The line on the right starts with Libertarians. They believe that government should restrict its activities to national defense, a judicial system and some referee style regulation. This Libertarian believes any local jurisdiction should enact any level of safety net/social engineering approved by its voters that doesn’t violate basic rights guaranteed by the Constitution. Tea Party folks are fiscal jihadists and some are social conservatives. Next come classic Liberals. They strongly support free expression and free trade. They usually favor a relatively robust safety net and regulatory regime. The Economist is their Bible. Country club/Chamber of Commerce/Rockefeller Republicans are barely distinguishable from blue dog Democrats. Social conservatives/evangelicals favor the same level of mandates/social engineering as Progressives. They just favor very different behavior. Red meat and Big Gulps. At the point of convergence are fascists. My model for fascism is not Hitler’s Germany but Franco’s Spain. Hitler was consumed with racial superiority and anti-Semitism. There may have been some racial bigots and anti-Semites among Franco’s followers, but that was not the heart of his movement.

I believe that this view of the political spectrum, based on the level of behavior control, is a useful way to judge public policy. It doesn’t explain everything, especially in the foreign policy realm, but it provides illumination.

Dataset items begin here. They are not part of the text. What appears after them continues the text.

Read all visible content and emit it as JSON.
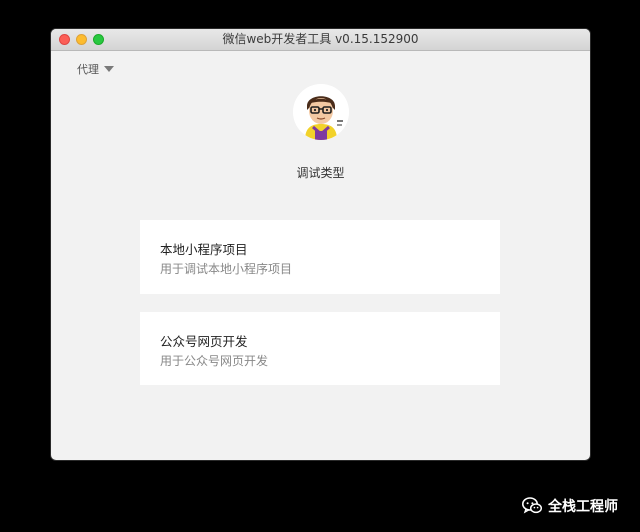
{
  "window": {
    "title": "微信web开发者工具 v0.15.152900"
  },
  "toolbar": {
    "proxy_label": "代理"
  },
  "main": {
    "subtitle": "调试类型",
    "options": [
      {
        "title": "本地小程序项目",
        "description": "用于调试本地小程序项目"
      },
      {
        "title": "公众号网页开发",
        "description": "用于公众号网页开发"
      }
    ]
  },
  "watermark": {
    "text": "全栈工程师"
  },
  "icons": {
    "proxy": "chevron-down-icon",
    "watermark": "wechat-icon",
    "avatar": "user-avatar"
  },
  "colors": {
    "close": "#fc5f57",
    "minimize": "#fdbc2e",
    "zoom": "#28c840",
    "window_bg": "#f2f2f2",
    "card_bg": "#ffffff"
  }
}
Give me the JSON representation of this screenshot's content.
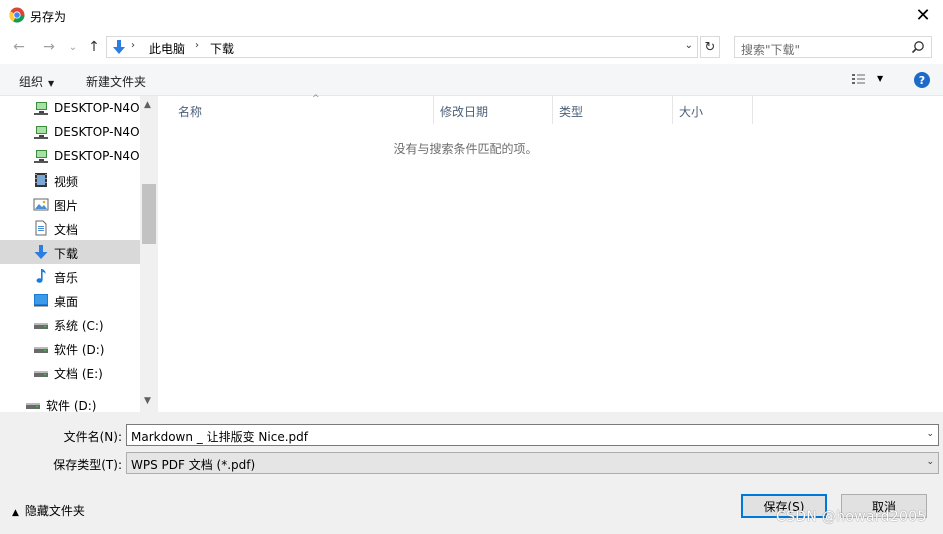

In parliamentary systems, many of these viewpoints/ideologies are represented by political parties. In America, the system is rigged. Anyone wanting to get elected pretty much has to be a Democrat or Republican. The last third party that made any headway was Ross Perot’s effort. Before that, George Wallace. No third party since the formation of the Republican party swept the Whigs away has lasted more than two election cycles. I’d like to think that Libertarians could get traction, but no more that 15% of the population supports their principals on a given day. None of the factions cited has ever approached a majority. In parliamentary systems, coalitions are formed. In America, tents are erected to gather enough factions to form a majority. If you are part of a faction, you pretty much have to choose a tent. If you are one of the major parties, you have to decide who to invite into your tent. Usually, the party that strays too far down the spectrum does not win. We should be very thankful for that outcome.